At other times, the grab will come in the form of only a “tick” regardless of the size of the fish. Many wrongly assume that, because of their size, big bass always aggressively strike at their food sources. That is simply not the case. So what is that tick that we feel through the rod and into our line hand?
Captain Danny Kadota, IGFA Largemouth Bass World Record holder, offers a plausible explanation: The “tick” is likely the bait or lure being inhaled and hitting the back of the bass’s throat.
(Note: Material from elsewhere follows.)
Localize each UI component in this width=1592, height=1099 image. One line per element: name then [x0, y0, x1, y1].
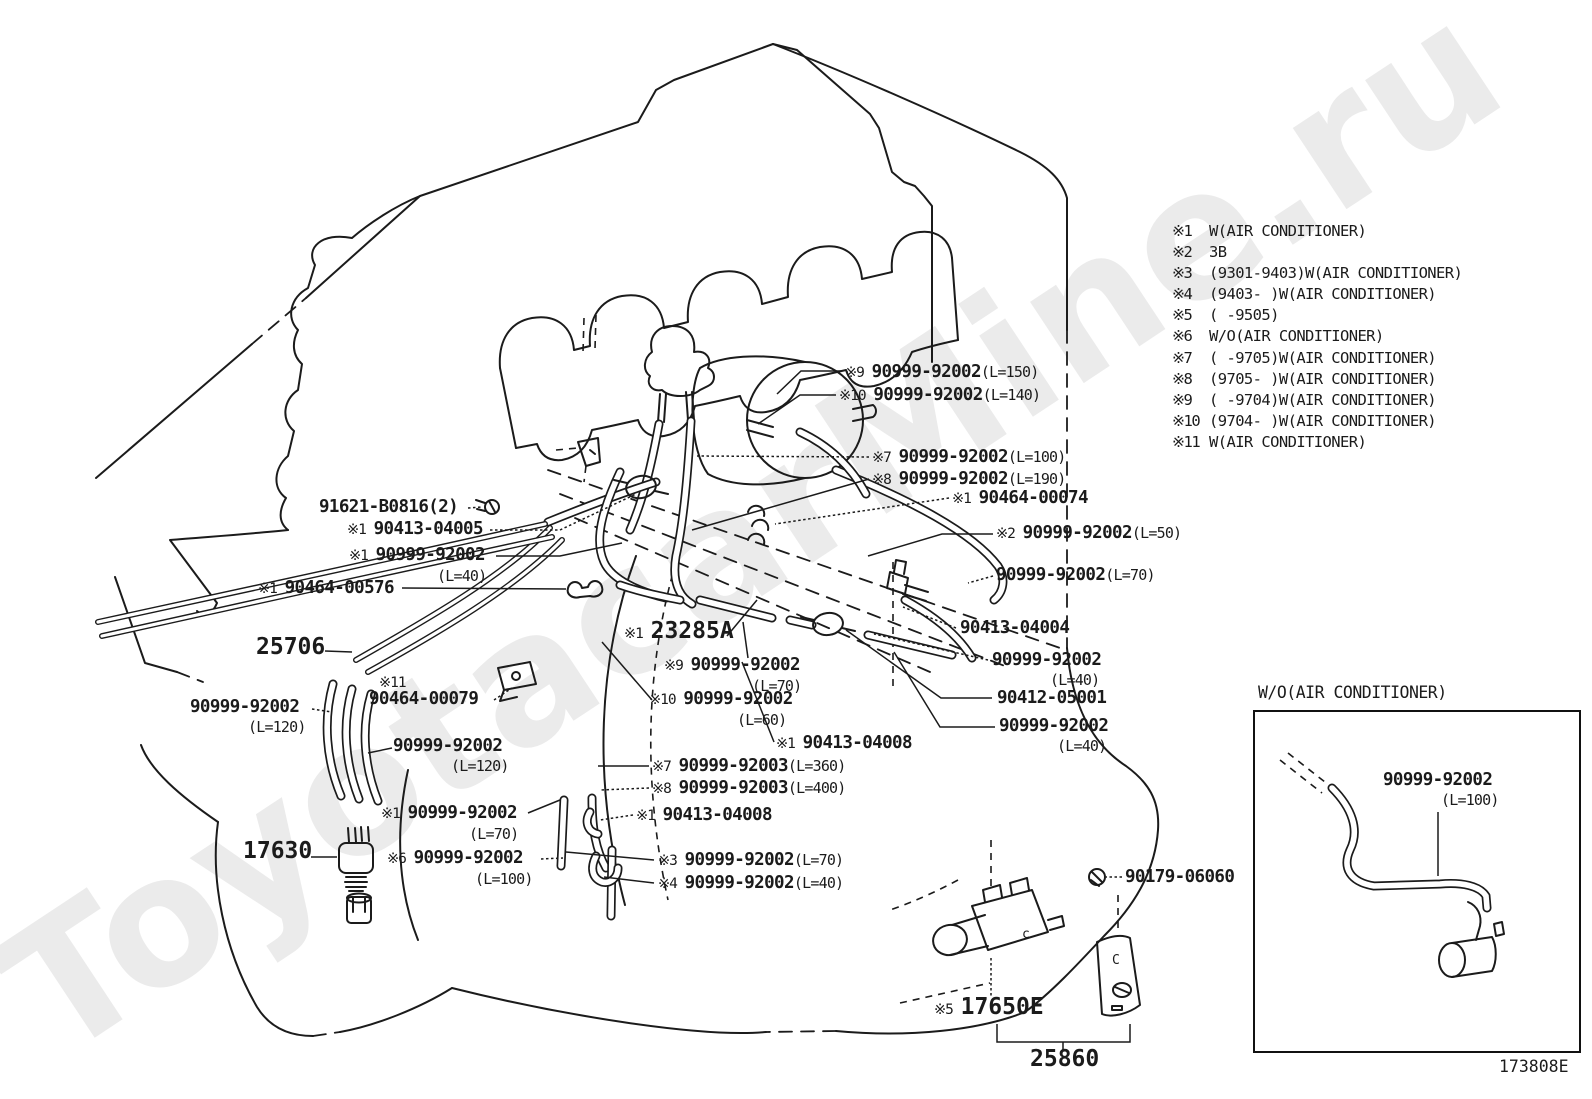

He notes that the strike’s intensity often correlates with the prey’s size and type—dispatching a fast-swimming mackerel requires more effort than snagging a hapless drifting pelagic crab. The takeaway? When fishing for calico bass, be ready for anything—from subtle taps to rod-stealing strikes—using everything from giant streamers to tiny shrimp flies.
MOMENT OF TRUTH
Recovering from that earlier beatdown, Dave recovered with a couple of stunning captures later that evening. We were prepared with a fish-friendly rubber net, a flash-ready preset camera, and a giant smile; the moments were captured and fish returned in a few seconds. As mentioned, these are ultra-slow-growing resident species and need to be protected. Can you imagine how old that trophy brood stock female must be? 30-40 years? What must a fish of that stature have endured to have achieved such proportions? These are the very fish whose genes we need to perpetuate, right? Please don’t be that guy that kills one simply for a record. Instead, let’s all do our part and protect our precious resources. Who knows, doing so just may allow you to enjoy a wonderful evening on the water after tucking in your vacationing family at nearby Disneyland.
In closing, we are extremely fortunate to have this wonderful fly fishing opportunity here in Southern California all while being served by some of the industry’s finest fly shops. Please patronize Bob Marriott’s Fly Fishing Store in Fullerton, Fishermen’s Spot in Van Nuys, and Orvis in Pasadena. I have personally worked with all three of them and can attest that they are all very knowledgeable, friendly, and capable of serving your exacting fly fishing needs, from fly fishing gear to local charter trips to fly tying lessons.